そうですね。「やらされている」ではなくて、「やらなくちゃいけないんだ」という気持ちになってもらわないといけない。思い返せば介護職から始まって、管理者まではとても順調でした。管理者からマネージャーになる間がとてもキツかったですね。
――どなたかに相談することは?
週に一度、上司とミーティングがあって、そのときにヒントをもらいました。「こういうことで悩んでいます」という具体的な相談はしませんが、報告をしていると会話の中からヒントになるようなことを言ってくれました。
――それが写真に写っている矢部さんですか?
そうです。答えを教わって、ただそのまま実行するだけなら「無事に終わりました」と報告するだけで終わっちゃいますよね。矢部の場合、自分なりの答えを考えさせる方法でマネージメントしてくれました。だいたい上司とのミーティングは30分程度が一般的でしたが、そのときは1時間以上かかったこともありました(笑)。
トライ&エラーを繰り返し、全ての失敗は経験に!

辛いことがあっても、「辞めたい」と思ったことは一度もないとか。
――宮地さんは壁に突き当たったとき、どう克服していますか?
解決法を思いついたら何でも実践する、トライ&エラーを繰り返しました。

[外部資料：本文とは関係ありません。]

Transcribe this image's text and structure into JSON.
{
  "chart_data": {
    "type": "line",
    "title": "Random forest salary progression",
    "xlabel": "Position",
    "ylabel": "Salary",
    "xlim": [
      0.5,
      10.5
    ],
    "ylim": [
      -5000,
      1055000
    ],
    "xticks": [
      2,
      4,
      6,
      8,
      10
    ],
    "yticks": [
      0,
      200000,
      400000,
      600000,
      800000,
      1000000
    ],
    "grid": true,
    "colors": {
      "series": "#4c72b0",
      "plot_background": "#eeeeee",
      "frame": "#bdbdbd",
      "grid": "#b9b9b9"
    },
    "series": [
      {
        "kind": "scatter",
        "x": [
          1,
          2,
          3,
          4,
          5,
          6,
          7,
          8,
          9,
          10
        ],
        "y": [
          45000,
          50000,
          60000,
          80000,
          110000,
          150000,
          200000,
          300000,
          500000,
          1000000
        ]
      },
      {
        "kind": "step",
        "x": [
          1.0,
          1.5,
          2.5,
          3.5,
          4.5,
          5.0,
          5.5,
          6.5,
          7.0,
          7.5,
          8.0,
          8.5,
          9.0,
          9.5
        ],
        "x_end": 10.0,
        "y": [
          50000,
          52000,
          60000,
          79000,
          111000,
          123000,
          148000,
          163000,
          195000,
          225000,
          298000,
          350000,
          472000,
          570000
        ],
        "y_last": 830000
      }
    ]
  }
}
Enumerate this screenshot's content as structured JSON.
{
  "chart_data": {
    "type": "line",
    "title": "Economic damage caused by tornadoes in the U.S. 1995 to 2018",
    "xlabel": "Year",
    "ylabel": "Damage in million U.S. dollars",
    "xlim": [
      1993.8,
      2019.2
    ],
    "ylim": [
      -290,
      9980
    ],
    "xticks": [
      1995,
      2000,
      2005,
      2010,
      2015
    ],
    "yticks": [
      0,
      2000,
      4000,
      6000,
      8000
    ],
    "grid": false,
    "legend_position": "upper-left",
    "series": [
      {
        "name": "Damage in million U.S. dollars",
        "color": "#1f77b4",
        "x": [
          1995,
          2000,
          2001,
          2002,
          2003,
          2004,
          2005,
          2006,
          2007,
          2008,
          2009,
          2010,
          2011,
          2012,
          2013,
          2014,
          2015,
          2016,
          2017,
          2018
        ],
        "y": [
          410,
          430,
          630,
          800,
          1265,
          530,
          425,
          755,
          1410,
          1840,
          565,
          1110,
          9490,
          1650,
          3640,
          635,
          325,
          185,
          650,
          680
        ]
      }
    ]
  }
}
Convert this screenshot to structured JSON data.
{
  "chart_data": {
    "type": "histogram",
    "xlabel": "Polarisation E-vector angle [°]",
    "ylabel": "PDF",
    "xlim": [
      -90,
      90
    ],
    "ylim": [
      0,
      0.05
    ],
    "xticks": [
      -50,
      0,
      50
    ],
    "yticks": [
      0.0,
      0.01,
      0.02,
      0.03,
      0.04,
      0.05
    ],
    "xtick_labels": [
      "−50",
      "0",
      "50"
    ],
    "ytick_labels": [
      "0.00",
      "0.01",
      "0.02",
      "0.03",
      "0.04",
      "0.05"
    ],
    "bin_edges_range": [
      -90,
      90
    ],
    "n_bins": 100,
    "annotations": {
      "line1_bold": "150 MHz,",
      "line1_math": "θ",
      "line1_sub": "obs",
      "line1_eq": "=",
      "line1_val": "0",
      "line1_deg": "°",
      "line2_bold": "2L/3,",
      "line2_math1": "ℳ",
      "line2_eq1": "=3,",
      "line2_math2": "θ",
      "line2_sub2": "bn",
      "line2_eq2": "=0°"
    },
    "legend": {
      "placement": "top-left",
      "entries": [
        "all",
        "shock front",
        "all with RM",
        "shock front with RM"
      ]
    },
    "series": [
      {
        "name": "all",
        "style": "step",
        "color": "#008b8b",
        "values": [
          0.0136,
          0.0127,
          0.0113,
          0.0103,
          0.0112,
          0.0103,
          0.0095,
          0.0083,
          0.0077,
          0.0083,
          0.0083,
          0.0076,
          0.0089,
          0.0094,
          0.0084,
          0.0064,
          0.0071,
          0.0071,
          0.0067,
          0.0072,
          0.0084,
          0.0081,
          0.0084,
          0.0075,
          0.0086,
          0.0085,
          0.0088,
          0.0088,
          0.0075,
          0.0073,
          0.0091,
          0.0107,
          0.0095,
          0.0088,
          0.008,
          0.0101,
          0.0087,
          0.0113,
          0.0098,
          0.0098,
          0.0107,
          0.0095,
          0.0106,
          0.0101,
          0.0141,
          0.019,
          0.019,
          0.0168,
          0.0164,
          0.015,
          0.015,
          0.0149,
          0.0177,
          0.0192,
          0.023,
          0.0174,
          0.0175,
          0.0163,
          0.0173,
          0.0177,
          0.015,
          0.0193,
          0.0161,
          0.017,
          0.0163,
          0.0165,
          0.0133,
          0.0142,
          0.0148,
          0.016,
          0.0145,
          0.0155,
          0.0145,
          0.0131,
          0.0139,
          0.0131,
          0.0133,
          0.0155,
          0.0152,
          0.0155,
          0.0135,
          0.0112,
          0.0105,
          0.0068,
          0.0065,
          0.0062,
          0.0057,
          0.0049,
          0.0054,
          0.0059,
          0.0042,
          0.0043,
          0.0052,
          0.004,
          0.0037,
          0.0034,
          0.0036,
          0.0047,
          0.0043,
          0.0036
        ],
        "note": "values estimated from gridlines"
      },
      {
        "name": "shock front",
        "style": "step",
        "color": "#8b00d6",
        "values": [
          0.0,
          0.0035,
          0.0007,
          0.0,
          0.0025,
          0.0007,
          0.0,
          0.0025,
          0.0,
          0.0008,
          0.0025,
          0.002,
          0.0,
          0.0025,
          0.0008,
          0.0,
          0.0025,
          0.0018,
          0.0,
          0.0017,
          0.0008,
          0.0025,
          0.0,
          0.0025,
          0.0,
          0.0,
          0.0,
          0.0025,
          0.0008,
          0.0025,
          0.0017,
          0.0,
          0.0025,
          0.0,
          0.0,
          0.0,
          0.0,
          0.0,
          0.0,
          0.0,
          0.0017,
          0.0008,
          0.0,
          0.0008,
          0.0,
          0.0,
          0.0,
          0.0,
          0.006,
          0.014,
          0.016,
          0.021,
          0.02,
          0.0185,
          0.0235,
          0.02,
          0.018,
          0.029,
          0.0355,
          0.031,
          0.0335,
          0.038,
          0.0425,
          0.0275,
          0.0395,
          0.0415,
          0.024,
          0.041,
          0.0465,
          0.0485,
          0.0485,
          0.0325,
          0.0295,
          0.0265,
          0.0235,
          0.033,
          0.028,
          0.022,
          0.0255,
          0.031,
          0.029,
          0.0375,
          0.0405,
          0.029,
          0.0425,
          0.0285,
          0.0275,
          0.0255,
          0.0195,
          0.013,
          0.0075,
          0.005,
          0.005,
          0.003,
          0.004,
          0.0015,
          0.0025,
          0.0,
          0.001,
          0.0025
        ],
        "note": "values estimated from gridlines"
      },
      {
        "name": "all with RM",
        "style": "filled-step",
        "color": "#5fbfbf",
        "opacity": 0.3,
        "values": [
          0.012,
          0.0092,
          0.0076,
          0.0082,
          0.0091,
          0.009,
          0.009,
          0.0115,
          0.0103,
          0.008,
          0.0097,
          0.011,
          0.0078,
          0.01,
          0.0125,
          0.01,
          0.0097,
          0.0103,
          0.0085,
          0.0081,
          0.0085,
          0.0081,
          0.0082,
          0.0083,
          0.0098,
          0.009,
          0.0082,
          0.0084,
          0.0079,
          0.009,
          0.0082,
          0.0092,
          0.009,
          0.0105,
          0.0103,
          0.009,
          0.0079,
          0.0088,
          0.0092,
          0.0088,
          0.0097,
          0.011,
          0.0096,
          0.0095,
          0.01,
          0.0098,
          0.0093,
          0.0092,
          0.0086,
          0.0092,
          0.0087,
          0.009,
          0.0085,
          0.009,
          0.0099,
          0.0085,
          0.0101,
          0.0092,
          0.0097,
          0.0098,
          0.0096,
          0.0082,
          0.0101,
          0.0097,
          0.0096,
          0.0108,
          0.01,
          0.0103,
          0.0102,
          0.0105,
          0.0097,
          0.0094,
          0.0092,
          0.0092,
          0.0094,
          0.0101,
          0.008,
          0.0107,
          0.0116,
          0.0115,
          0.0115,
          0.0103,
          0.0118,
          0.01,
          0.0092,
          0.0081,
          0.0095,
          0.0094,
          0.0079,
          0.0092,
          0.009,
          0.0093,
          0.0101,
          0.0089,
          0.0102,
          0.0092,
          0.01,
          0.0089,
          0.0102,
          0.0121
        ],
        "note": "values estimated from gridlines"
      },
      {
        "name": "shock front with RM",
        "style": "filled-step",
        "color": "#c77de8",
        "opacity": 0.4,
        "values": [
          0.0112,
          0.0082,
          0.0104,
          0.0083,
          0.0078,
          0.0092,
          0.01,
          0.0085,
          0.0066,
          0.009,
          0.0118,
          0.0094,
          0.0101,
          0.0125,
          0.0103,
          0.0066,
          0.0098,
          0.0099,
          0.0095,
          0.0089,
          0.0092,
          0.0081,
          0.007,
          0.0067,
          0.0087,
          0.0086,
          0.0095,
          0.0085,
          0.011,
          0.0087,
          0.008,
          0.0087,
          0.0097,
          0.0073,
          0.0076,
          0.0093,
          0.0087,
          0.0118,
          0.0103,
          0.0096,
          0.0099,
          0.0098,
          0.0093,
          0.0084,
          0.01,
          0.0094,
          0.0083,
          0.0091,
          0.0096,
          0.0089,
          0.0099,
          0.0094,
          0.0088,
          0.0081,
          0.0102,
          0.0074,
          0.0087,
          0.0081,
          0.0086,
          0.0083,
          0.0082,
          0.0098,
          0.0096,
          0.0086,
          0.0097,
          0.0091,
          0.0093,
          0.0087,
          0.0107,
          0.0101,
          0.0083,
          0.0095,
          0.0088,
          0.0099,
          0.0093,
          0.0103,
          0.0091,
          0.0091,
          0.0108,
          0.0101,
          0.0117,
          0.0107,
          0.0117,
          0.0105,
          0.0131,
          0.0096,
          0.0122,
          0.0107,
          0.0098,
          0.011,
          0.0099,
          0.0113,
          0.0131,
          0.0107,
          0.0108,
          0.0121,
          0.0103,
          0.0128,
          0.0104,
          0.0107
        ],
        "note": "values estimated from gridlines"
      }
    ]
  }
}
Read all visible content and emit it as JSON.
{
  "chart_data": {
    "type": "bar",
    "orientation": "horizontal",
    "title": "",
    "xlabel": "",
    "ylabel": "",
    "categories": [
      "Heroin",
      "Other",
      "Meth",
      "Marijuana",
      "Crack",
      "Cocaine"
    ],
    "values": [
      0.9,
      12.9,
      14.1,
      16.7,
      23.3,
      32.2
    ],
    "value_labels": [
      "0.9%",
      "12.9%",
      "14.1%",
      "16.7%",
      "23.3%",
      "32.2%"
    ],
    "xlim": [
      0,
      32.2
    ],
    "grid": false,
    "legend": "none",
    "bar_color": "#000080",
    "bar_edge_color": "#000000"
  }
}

うまくいかなかったら別の方法を試して、それでもダメなら別の方法という具合に。繰り返すことで、「自分の中に引き出しが増えていくと思うんです。
――すごい前向きですね!
壁に突き当たって、その壁を乗り越えたら自分の経験になると思うんです。たいへんなことが起きてそれを乗り越えられたなら、また別のことでたいへんなことが起きたとしても、同じように乗り越えればいいだけですから。
――そのモチベーションはどこから?
介護職のときは利用者さまから「ありがとう」と言われるし、管理者になればご利用者さまのご家族やケアマネージャーさんから感謝されます。感謝の規模がどんどん大きくなっていきます。感謝のお言葉をいただくと、この仕事を続けてきてよかったと思えます。
――マネージャーになると?
現場にいた頃とはまた違います。何もないところから新しい仕組みを作って、それがうまく機能してスタッフがよりよく働けるようになる瞬間が嬉しいですね。
――これからどんな働き方を考えていますか?
今はまだ経験できることを、たくさん経験していって、さまざまなことに挑戦したいですね。ゆくゆくはこの業界で何か自分でやっていきたいと思っています。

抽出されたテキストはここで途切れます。